The fact that muscles tend to get smaller and weaker as a person ages, a process known as sarcopenia, is a not fully understood yet. A big part (approximately 50 percent) of the decrease in muscle strength is thought to occur simply because muscles become smaller. What about the remaining 50 percent?
Put simply, the answer may be calcium, according to Marco Brotto, B.S.N., M.S., Ph.D., associate professor at the UMKC School of Nursing.
“But it has nothing to do with the amount of calcium that a person intakes,” he said. “But rather, how much of that calcium actually makes its way into muscle cells.”
A decrease in muscle strength develops in the aged population despite interventions — such as increased physical activity and improved diet — and leads to debilitating injuries, loss of independence and reduced quality of life. A healthy lifestyle is important in delaying sarcopenia (and it is fundamental for prevention of cardiovascular diseases, diabetes and obesity), but even in healthy individuals, when they become 75 or older, sarcopenia develops.
“Therefore, understanding the cellular mechanisms that contribute to aging-related muscle weakness is essential for the development of effective treatments and improved care for the elderly,” Brotto said.
In their research, Brotto and his colleagues have shown for the first time that store-operated calcium entry (SOCE) — the mechanism through which calcium is absorbed into muscle and tissue cells — is compromised in aged skeletal muscles.
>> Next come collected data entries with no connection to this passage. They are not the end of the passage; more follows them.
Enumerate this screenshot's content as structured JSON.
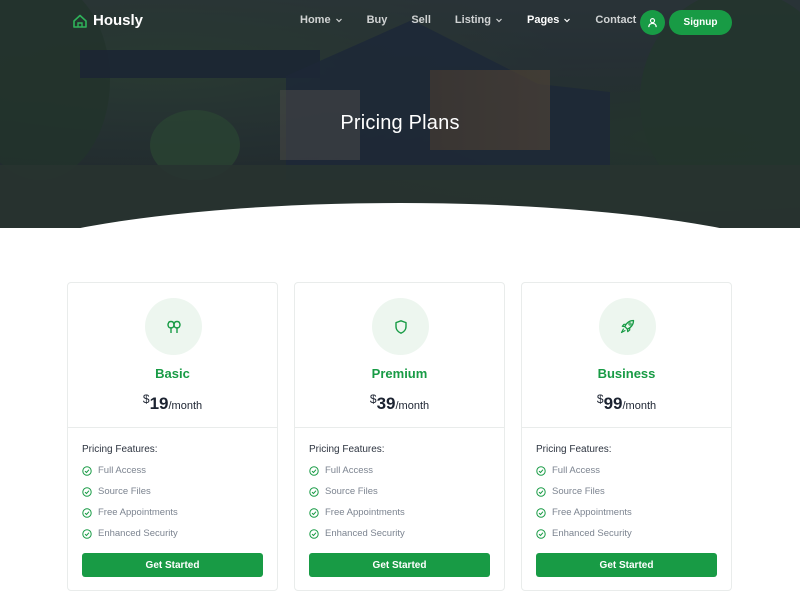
{
  "brand": {
    "name": "Hously"
  },
  "nav": {
    "items": [
      {
        "label": "Home",
        "dropdown": true
      },
      {
        "label": "Buy",
        "dropdown": false
      },
      {
        "label": "Sell",
        "dropdown": false
      },
      {
        "label": "Listing",
        "dropdown": true
      },
      {
        "label": "Pages",
        "dropdown": true
      },
      {
        "label": "Contact",
        "dropdown": false
      }
    ],
    "active": "Pages",
    "signup_label": "Signup"
  },
  "hero": {
    "title": "Pricing Plans"
  },
  "plans": [
    {
      "name": "Basic",
      "icon": "tree-icon",
      "currency": "$",
      "amount": "19",
      "period": "/month",
      "features_title": "Pricing Features:",
      "features": [
        "Full Access",
        "Source Files",
        "Free Appointments",
        "Enhanced Security"
      ],
      "cta": "Get Started"
    },
    {
      "name": "Premium",
      "icon": "shield-icon",
      "currency": "$",
      "amount": "39",
      "period": "/month",
      "features_title": "Pricing Features:",
      "features": [
        "Full Access",
        "Source Files",
        "Free Appointments",
        "Enhanced Security"
      ],
      "cta": "Get Started"
    },
    {
      "name": "Business",
      "icon": "rocket-icon",
      "currency": "$",
      "amount": "99",
      "period": "/month",
      "features_title": "Pricing Features:",
      "features": [
        "Full Access",
        "Source Files",
        "Free Appointments",
        "Enhanced Security"
      ],
      "cta": "Get Started"
    }
  ],
  "colors": {
    "accent": "#189b45",
    "accent_light": "#edf6ef",
    "text_dark": "#1c2331",
    "text_muted": "#7c8490"
  }
}
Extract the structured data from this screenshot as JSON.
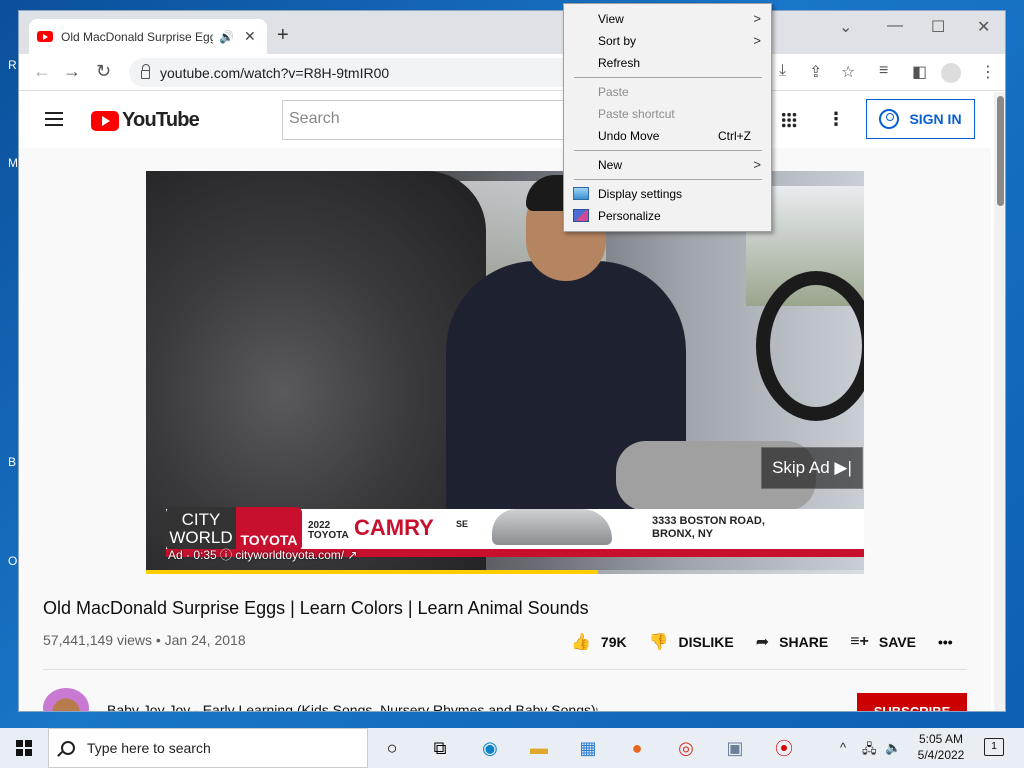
{
  "desktop": {
    "edge_letters": [
      "R",
      "M",
      "B",
      "O"
    ]
  },
  "browser": {
    "tab": {
      "title": "Old MacDonald Surprise Eggs",
      "audio_icon": "speaker-icon",
      "close_label": "✕"
    },
    "new_tab_label": "+",
    "window_controls": {
      "menu": "⌄",
      "minimize": "—",
      "maximize": "☐",
      "close": "✕"
    },
    "nav": {
      "back": "←",
      "forward": "→",
      "reload": "↻"
    },
    "url": "youtube.com/watch?v=R8H-9tmIR00"
  },
  "youtube": {
    "logo_text": "YouTube",
    "search_placeholder": "Search",
    "sign_in_label": "SIGN IN",
    "video": {
      "skip_ad_label": "Skip Ad ▶|",
      "ad_info": "Ad · 0:35 ⓘ  cityworldtoyota.com/ ↗",
      "progress_fraction": 0.63,
      "banner": {
        "city_world": "CITY WORLD",
        "toyota": "TOYOTA",
        "model_year": "2022",
        "model_make": "TOYOTA",
        "model": "CAMRY",
        "trim": "SE",
        "address_line1": "3333 BOSTON ROAD,",
        "address_line2": "BRONX, NY"
      }
    },
    "title": "Old MacDonald Surprise Eggs | Learn Colors | Learn Animal Sounds",
    "meta": "57,441,149 views • Jan 24, 2018",
    "actions": {
      "like_count": "79K",
      "dislike_label": "DISLIKE",
      "share_label": "SHARE",
      "save_label": "SAVE",
      "more_label": "•••"
    },
    "channel_name": "Baby Joy Joy - Early Learning (Kids Songs, Nursery Rhymes and Baby Songs)",
    "subscribe_label": "SUBSCRIBE"
  },
  "context_menu": {
    "items": [
      {
        "label": "View",
        "submenu": true,
        "enabled": true
      },
      {
        "label": "Sort by",
        "submenu": true,
        "enabled": true
      },
      {
        "label": "Refresh",
        "enabled": true
      },
      {
        "label": "Paste",
        "enabled": false
      },
      {
        "label": "Paste shortcut",
        "enabled": false
      },
      {
        "label": "Undo Move",
        "shortcut": "Ctrl+Z",
        "enabled": true
      },
      {
        "label": "New",
        "submenu": true,
        "enabled": true
      },
      {
        "label": "Display settings",
        "icon": "display-icon",
        "enabled": true
      },
      {
        "label": "Personalize",
        "icon": "personalize-icon",
        "enabled": true
      }
    ]
  },
  "taskbar": {
    "search_placeholder": "Type here to search",
    "time": "5:05 AM",
    "date": "5/4/2022",
    "notification_count": "1"
  }
}
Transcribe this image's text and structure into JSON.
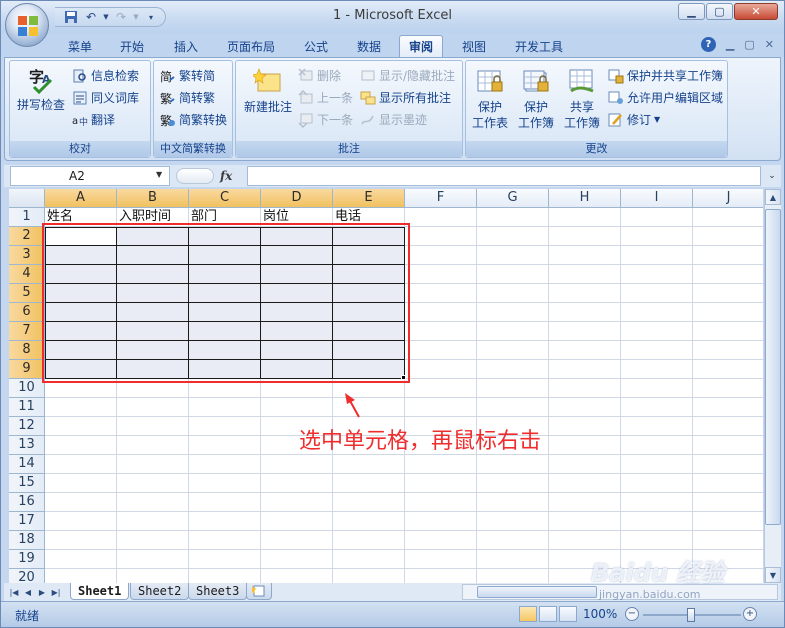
{
  "window": {
    "title": "1 - Microsoft Excel"
  },
  "ribbon_tabs": [
    "菜单",
    "开始",
    "插入",
    "页面布局",
    "公式",
    "数据",
    "审阅",
    "视图",
    "开发工具"
  ],
  "active_tab": "审阅",
  "groups": {
    "proofing": {
      "label": "校对",
      "spelling": "拼写检查",
      "research": "信息检索",
      "thesaurus": "同义词库",
      "translate": "翻译"
    },
    "chinese": {
      "label": "中文简繁转换",
      "to_simplified": "繁转简",
      "to_traditional": "简转繁",
      "convert": "简繁转换"
    },
    "comments": {
      "label": "批注",
      "new": "新建批注",
      "delete": "删除",
      "previous": "上一条",
      "next": "下一条",
      "show_hide": "显示/隐藏批注",
      "show_all": "显示所有批注",
      "show_ink": "显示墨迹"
    },
    "changes": {
      "label": "更改",
      "protect_sheet_1": "保护",
      "protect_sheet_2": "工作表",
      "protect_wb_1": "保护",
      "protect_wb_2": "工作簿",
      "share_wb_1": "共享",
      "share_wb_2": "工作簿",
      "protect_share": "保护并共享工作簿",
      "allow_edit": "允许用户编辑区域",
      "track": "修订"
    }
  },
  "formula_bar": {
    "name_box": "A2",
    "fx": "fx",
    "formula": ""
  },
  "columns": [
    "A",
    "B",
    "C",
    "D",
    "E",
    "F",
    "G",
    "H",
    "I",
    "J"
  ],
  "rows": [
    "1",
    "2",
    "3",
    "4",
    "5",
    "6",
    "7",
    "8",
    "9",
    "10",
    "11",
    "12",
    "13",
    "14",
    "15",
    "16",
    "17",
    "18",
    "19",
    "20"
  ],
  "header_row": [
    "姓名",
    "入职时间",
    "部门",
    "岗位",
    "电话"
  ],
  "annotation": "选中单元格，再鼠标右击",
  "sheets": [
    "Sheet1",
    "Sheet2",
    "Sheet3"
  ],
  "active_sheet": "Sheet1",
  "status": {
    "text": "就绪",
    "zoom": "100%"
  },
  "watermark": {
    "brand": "Baidu 经验",
    "url": "jingyan.baidu.com"
  },
  "colors": {
    "selection": "#e9ebf5",
    "annotation": "#f02d2d",
    "header_selected": "#f1c15f"
  }
}
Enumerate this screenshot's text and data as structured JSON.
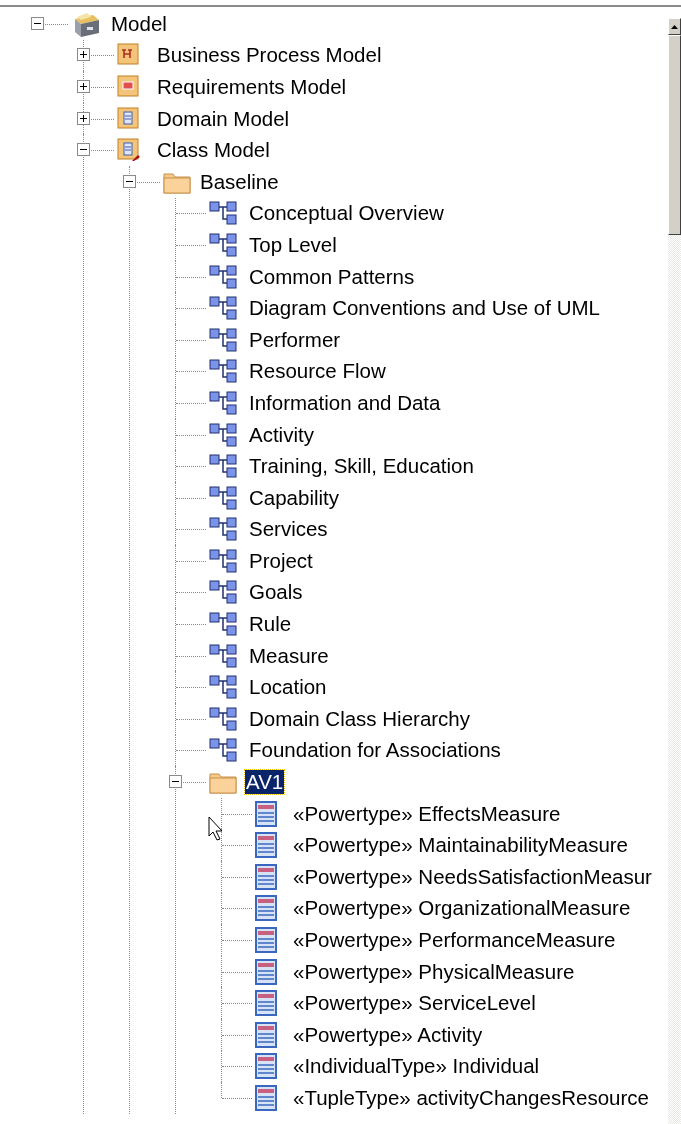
{
  "tree": [
    {
      "label": "Model",
      "kind": "model",
      "expanded": true,
      "selected": false,
      "children": [
        {
          "label": "Business Process Model",
          "kind": "process",
          "expanded": false,
          "selected": false
        },
        {
          "label": "Requirements Model",
          "kind": "requirements",
          "expanded": false,
          "selected": false
        },
        {
          "label": "Domain Model",
          "kind": "domain",
          "expanded": false,
          "selected": false
        },
        {
          "label": "Class Model",
          "kind": "classmodel",
          "expanded": true,
          "selected": false,
          "children": [
            {
              "label": "Baseline",
              "kind": "folder",
              "expanded": true,
              "selected": false,
              "children": [
                {
                  "label": "Conceptual Overview",
                  "kind": "diagram",
                  "selected": false
                },
                {
                  "label": "Top Level",
                  "kind": "diagram",
                  "selected": false
                },
                {
                  "label": "Common Patterns",
                  "kind": "diagram",
                  "selected": false
                },
                {
                  "label": "Diagram Conventions and Use of UML",
                  "kind": "diagram",
                  "selected": false
                },
                {
                  "label": "Performer",
                  "kind": "diagram",
                  "selected": false
                },
                {
                  "label": "Resource Flow",
                  "kind": "diagram",
                  "selected": false
                },
                {
                  "label": "Information and Data",
                  "kind": "diagram",
                  "selected": false
                },
                {
                  "label": "Activity",
                  "kind": "diagram",
                  "selected": false
                },
                {
                  "label": "Training, Skill, Education",
                  "kind": "diagram",
                  "selected": false
                },
                {
                  "label": "Capability",
                  "kind": "diagram",
                  "selected": false
                },
                {
                  "label": "Services",
                  "kind": "diagram",
                  "selected": false
                },
                {
                  "label": "Project",
                  "kind": "diagram",
                  "selected": false
                },
                {
                  "label": "Goals",
                  "kind": "diagram",
                  "selected": false
                },
                {
                  "label": "Rule",
                  "kind": "diagram",
                  "selected": false
                },
                {
                  "label": "Measure",
                  "kind": "diagram",
                  "selected": false
                },
                {
                  "label": "Location",
                  "kind": "diagram",
                  "selected": false
                },
                {
                  "label": "Domain Class Hierarchy",
                  "kind": "diagram",
                  "selected": false
                },
                {
                  "label": "Foundation for Associations",
                  "kind": "diagram",
                  "selected": false
                },
                {
                  "label": "AV1",
                  "kind": "folder",
                  "expanded": true,
                  "selected": true,
                  "children": [
                    {
                      "label": "«Powertype» EffectsMeasure",
                      "kind": "element",
                      "selected": false
                    },
                    {
                      "label": "«Powertype» MaintainabilityMeasure",
                      "kind": "element",
                      "selected": false
                    },
                    {
                      "label": "«Powertype» NeedsSatisfactionMeasur",
                      "kind": "element",
                      "selected": false
                    },
                    {
                      "label": "«Powertype» OrganizationalMeasure",
                      "kind": "element",
                      "selected": false
                    },
                    {
                      "label": "«Powertype» PerformanceMeasure",
                      "kind": "element",
                      "selected": false
                    },
                    {
                      "label": "«Powertype» PhysicalMeasure",
                      "kind": "element",
                      "selected": false
                    },
                    {
                      "label": "«Powertype» ServiceLevel",
                      "kind": "element",
                      "selected": false
                    },
                    {
                      "label": "«Powertype» Activity",
                      "kind": "element",
                      "selected": false
                    },
                    {
                      "label": "«IndividualType» Individual",
                      "kind": "element",
                      "selected": false
                    },
                    {
                      "label": "«TupleType» activityChangesResource",
                      "kind": "element",
                      "selected": false
                    }
                  ]
                }
              ]
            }
          ]
        }
      ]
    }
  ]
}
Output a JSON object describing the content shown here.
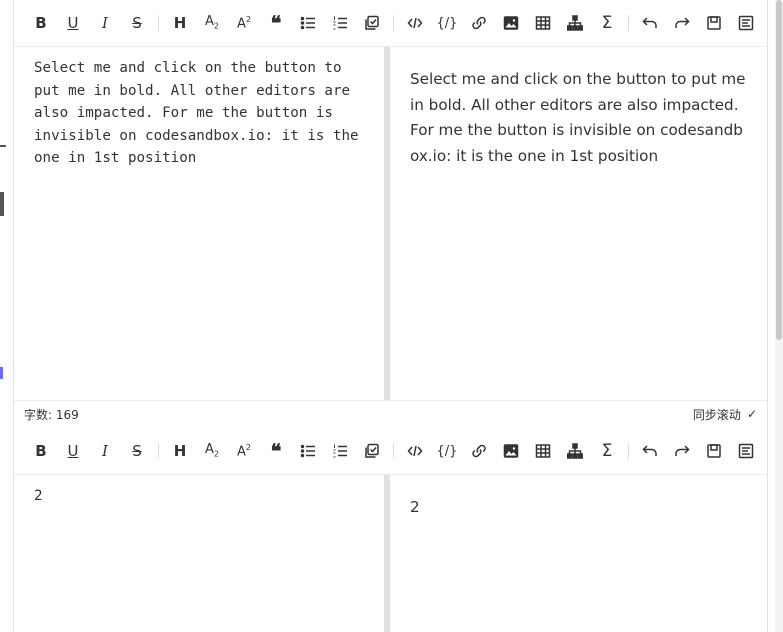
{
  "editors": [
    {
      "source_text": "Select me and click on the button to put me in bold. All other editors are also impacted. For me the button is invisible on codesandbox.io: it is the one in 1st position",
      "preview_text": "Select me and click on the button to put me in bold. All other editors are also impacted. For me the button is invisible on codesandbox.io: it is the one in 1st position",
      "footer": {
        "word_count_label": "字数: 169",
        "sync_scroll_label": "同步滚动",
        "sync_scroll_check": "✓"
      }
    },
    {
      "source_text": "2",
      "preview_text": "2"
    }
  ],
  "toolbar_icons": [
    "bold-icon",
    "underline-icon",
    "italic-icon",
    "strikethrough-icon",
    "heading-icon",
    "subscript-icon",
    "superscript-icon",
    "quote-icon",
    "unordered-list-icon",
    "ordered-list-icon",
    "task-list-icon",
    "inline-code-icon",
    "code-block-icon",
    "link-icon",
    "image-icon",
    "table-icon",
    "mermaid-icon",
    "formula-icon",
    "undo-icon",
    "redo-icon",
    "save-icon",
    "toc-icon"
  ]
}
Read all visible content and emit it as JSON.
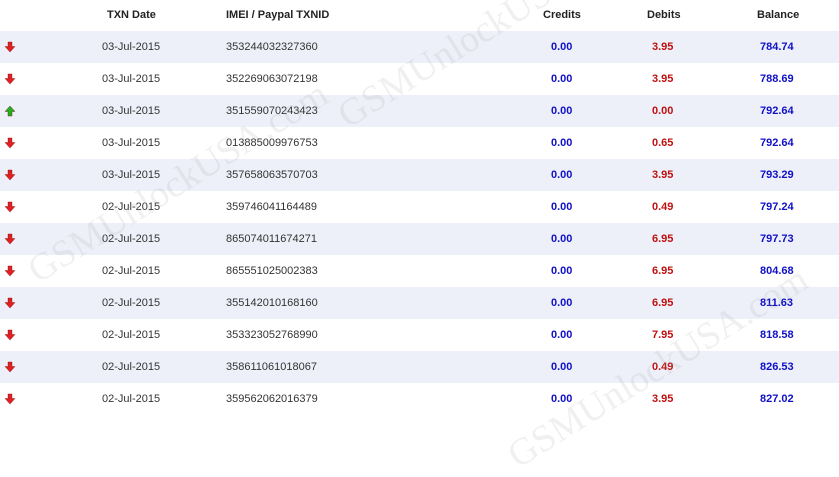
{
  "columns": {
    "date": "TXN Date",
    "id": "IMEI / Paypal TXNID",
    "credits": "Credits",
    "debits": "Debits",
    "balance": "Balance"
  },
  "watermark": "GSMUnlockUSA.com",
  "colors": {
    "row_alt": "#eef0f9",
    "credit": "#1010c8",
    "debit": "#c01010",
    "down_arrow": "#e02020",
    "up_arrow": "#20b020"
  },
  "rows": [
    {
      "dir": "down",
      "date": "03-Jul-2015",
      "id": "353244032327360",
      "credit": "0.00",
      "debit": "3.95",
      "balance": "784.74"
    },
    {
      "dir": "down",
      "date": "03-Jul-2015",
      "id": "352269063072198",
      "credit": "0.00",
      "debit": "3.95",
      "balance": "788.69"
    },
    {
      "dir": "up",
      "date": "03-Jul-2015",
      "id": "351559070243423",
      "credit": "0.00",
      "debit": "0.00",
      "balance": "792.64"
    },
    {
      "dir": "down",
      "date": "03-Jul-2015",
      "id": "013885009976753",
      "credit": "0.00",
      "debit": "0.65",
      "balance": "792.64"
    },
    {
      "dir": "down",
      "date": "03-Jul-2015",
      "id": "357658063570703",
      "credit": "0.00",
      "debit": "3.95",
      "balance": "793.29"
    },
    {
      "dir": "down",
      "date": "02-Jul-2015",
      "id": "359746041164489",
      "credit": "0.00",
      "debit": "0.49",
      "balance": "797.24"
    },
    {
      "dir": "down",
      "date": "02-Jul-2015",
      "id": "865074011674271",
      "credit": "0.00",
      "debit": "6.95",
      "balance": "797.73"
    },
    {
      "dir": "down",
      "date": "02-Jul-2015",
      "id": "865551025002383",
      "credit": "0.00",
      "debit": "6.95",
      "balance": "804.68"
    },
    {
      "dir": "down",
      "date": "02-Jul-2015",
      "id": "355142010168160",
      "credit": "0.00",
      "debit": "6.95",
      "balance": "811.63"
    },
    {
      "dir": "down",
      "date": "02-Jul-2015",
      "id": "353323052768990",
      "credit": "0.00",
      "debit": "7.95",
      "balance": "818.58"
    },
    {
      "dir": "down",
      "date": "02-Jul-2015",
      "id": "358611061018067",
      "credit": "0.00",
      "debit": "0.49",
      "balance": "826.53"
    },
    {
      "dir": "down",
      "date": "02-Jul-2015",
      "id": "359562062016379",
      "credit": "0.00",
      "debit": "3.95",
      "balance": "827.02"
    }
  ]
}
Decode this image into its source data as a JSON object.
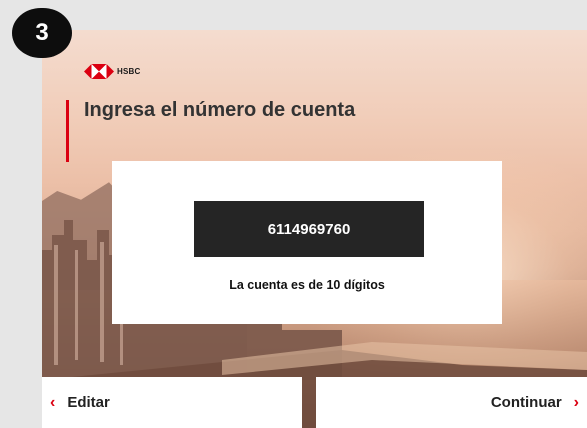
{
  "step": {
    "number": "3"
  },
  "brand": {
    "name": "HSBC",
    "color": "#db0011",
    "icon": "hsbc-hexagon-logo-icon"
  },
  "page": {
    "title": "Ingresa el número de cuenta"
  },
  "account": {
    "number": "6114969760",
    "note": "La cuenta es de 10 dígitos"
  },
  "actions": {
    "edit_label": "Editar",
    "edit_icon": "chevron-left-icon",
    "continue_label": "Continuar",
    "continue_icon": "chevron-right-icon"
  }
}
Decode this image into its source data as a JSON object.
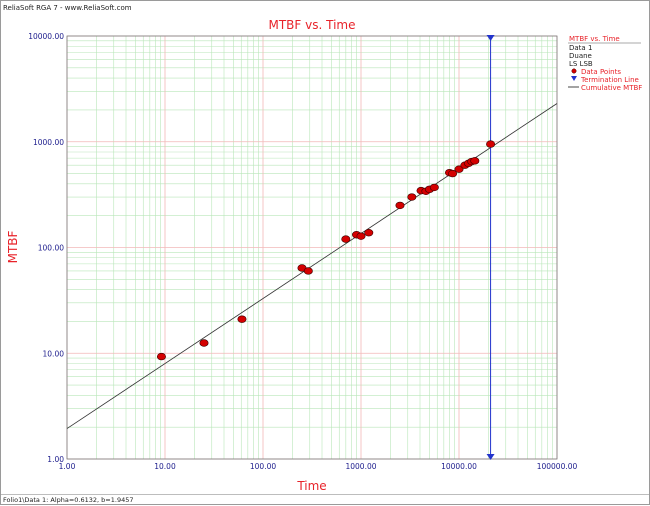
{
  "window": {
    "title": "ReliaSoft RGA 7 - www.ReliaSoft.com"
  },
  "status_bar": {
    "text": "Folio1\\Data 1: Alpha=0.6132, b=1.9457"
  },
  "colors": {
    "title": "#e8232a",
    "axis_label": "#e8232a",
    "tick_label": "#1c1c8c",
    "major_grid": "#f2b8b8",
    "minor_grid": "#b9e6b9",
    "points": "#d40000",
    "termination": "#2233cc",
    "fit_line": "#333333"
  },
  "chart_data": {
    "type": "scatter",
    "title": "MTBF vs. Time",
    "xlabel": "Time",
    "ylabel": "MTBF",
    "x_scale": "log",
    "y_scale": "log",
    "xlim": [
      1,
      100000
    ],
    "ylim": [
      1,
      10000
    ],
    "x_tick_labels": [
      "1.00",
      "10.00",
      "100.00",
      "1000.00",
      "10000.00",
      "100000.00"
    ],
    "y_tick_labels": [
      "1.00",
      "10.00",
      "100.00",
      "1000.00",
      "10000.00"
    ],
    "grid": true,
    "legend_position": "right",
    "legend": {
      "header": "MTBF vs. Time",
      "info_lines": [
        "Data 1",
        "Duane",
        "LS LSB"
      ],
      "entries": [
        {
          "label": "Data Points",
          "marker": "dot"
        },
        {
          "label": "Termination Line",
          "marker": "triangle-down"
        },
        {
          "label": "Cumulative MTBF",
          "marker": "line"
        }
      ]
    },
    "series": [
      {
        "name": "Data Points",
        "x": [
          9.2,
          25,
          61,
          250,
          290,
          700,
          900,
          1000,
          1200,
          2500,
          3300,
          4100,
          4600,
          5000,
          5600,
          8000,
          8600,
          10000,
          11500,
          12500,
          13500,
          14500,
          21000
        ],
        "y": [
          9.3,
          12.5,
          21,
          64,
          60,
          120,
          132,
          128,
          138,
          250,
          300,
          345,
          340,
          355,
          370,
          510,
          500,
          550,
          600,
          625,
          650,
          660,
          950
        ]
      }
    ],
    "fit_line": {
      "name": "Cumulative MTBF",
      "x": [
        1,
        100000
      ],
      "y": [
        1.94,
        2300
      ]
    },
    "termination_line": {
      "name": "Termination Line",
      "x": 21000
    }
  }
}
“SOCE is essential for keeping optimal levels of calcium inside the intracellular compartments that store calcium,” Brotto said. “This is needed for muscles to contract well. If there is less calcium inside these intracellular stores, then less calcium is available for contraction and muscles become weaker.”
Since SOCE is needed for muscles to perform well — and study findings suggest that this mechanism is compromised in aged muscles — Brotto and his fellow investigators propose that this could be the “missing link” in identifying the cause for muscle weakness during aging.
The next steps in the research will involve identifying the molecular basis for this defective mechanism and at what point in a person’s lifecycle this defect begins to express itself. The various aspects of ongoing studies are currently being developed in collaboration with Brotto’s colleagues — Drs. Jianjie Ma, Xiaoli Zhao and Noah Weisleder — at Robert Wood Johnson Medical School (RWJMS). Zhao and Weisleder are co-first authors in the paper and Jianjie Ma is a University Named Professor at RWJMS and long-time collaborator with Brotto.
“In addition, we have begun a new collaboration with Dr. Michael Wacker at the UMKC School of Medicine and St. Luke’s Hospital here in Kansas City. Our next step will be to perform some biochemical and functional studies in muscles from human patients with sarcopenia,” Brotto said. “Our goal is to expand our studies to the bedside and beyond. The environment and expertise at UMKC is unique and should allow us to take our basic research findings from the lab and eventually into the community.”
The University of Missouri-Kansas City (UMKC), one of four University of Missouri campuses, is a public university serving more than 14,000 undergraduate, graduate and professional students. Celebrating 75 years, UMKC engages with the community and economy based on a three-part mission: visual and performing arts, health sciences, and urban engagement.